Este momento recela, pero un impulso le conduce otra vez al baño, se encierra y se para frente al espejo. Es incontrolable. Lo hace varias veces al día. Necesita mirar su rostro. Necesita lavarse las manos. Dialoga consigo mismo, hace preguntas, espera certezas o, por lo menos, verdades a medias, indicios. Mario Ramón, aún en su confusión, tiene conciencia de cierta disgregación, de espacios muertos, de partes huecas. No obstante, siempre se cierra la puerta, temeroso que la figura de la túnica blanca, la madre de Dios, le observe.

 “Algo está descolado, una línea que constantemente se corta. Me retomo y vuelvo a perderme. Las piezas no encajan. Faltan partes que deben estar en algún sitio”.

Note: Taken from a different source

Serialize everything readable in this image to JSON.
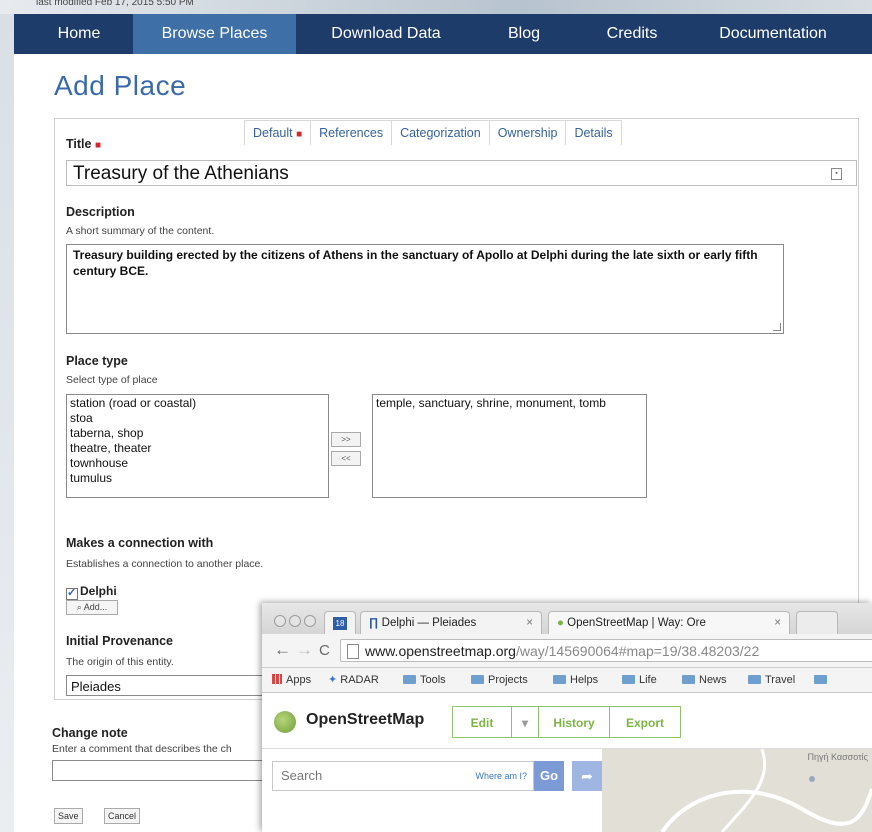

            Ante el espejo extiende sus manos como buscándose. Con un pedazo de tela frota una y otra vez la superficie del cristal. Tiene la convicción de cierta nubosidad, de una capa por remover. Una vez limpia, la repasa con sus dedos. Al fin sigue la línea de su cara, el contorno de su cráneo, señala cada detalle de su propia imagen, como si fuera un fotógrafo que retoca y reaviva una vieja reproducción, o un descendiente que indaga, a través de una antigua diapositiva, sobre parecidos o rasgos ocultos. No puede explicarse la extrañeza, esa distancia, la sensación de otros yo, tal vez ese mismo yo roto, fracturado en dos, en tres. Mario Ramón no duda de la sensación, del efecto de multiplicación.

“¿No existen ciertos animalitos invertebrados que se dividen y se rehacen independientemente? Lo decía el profesor de biología en el colegio”.

A la impresión de  proliferación, se suma la de vacancia, como si partes de su ser hubieran sido desalojadas o fragmentos de su vida escamoteados.

Teme entonces que vuelva el sentimiento de rechazo, de violencia contra ese rostro y contra sí mismo. Sucedió antes de que dejara el Ministerio, justamente cuando en el despeñadero, ya no pudo controlar lo que le sucedió, volver a buscar, y cada vez con más desesperación, lo que, por accidente y por error, probó una noche. Fue “eso”.  Desde que sucedió comenzó a beber mucho más.

—Ramón —le dijo Carmela un día—, el médico deberá examinarte pronto. Necesitas conversar con él y contestar sus preguntas.

Mario Ramón apenas la miró y no dijo nada. Carmela, algo impaciente, se alzó de hombros y salió del cuarto.

 “No diré nada al médico. Qué ni lo sueñe. Conmigo se equivoca. Como si no los conociera muy bien. No estoy loco; estoy cansado y debo organizar mi vida. Necesito tiempo. Nada más. Y, sobre todo, que me dejen en paz.”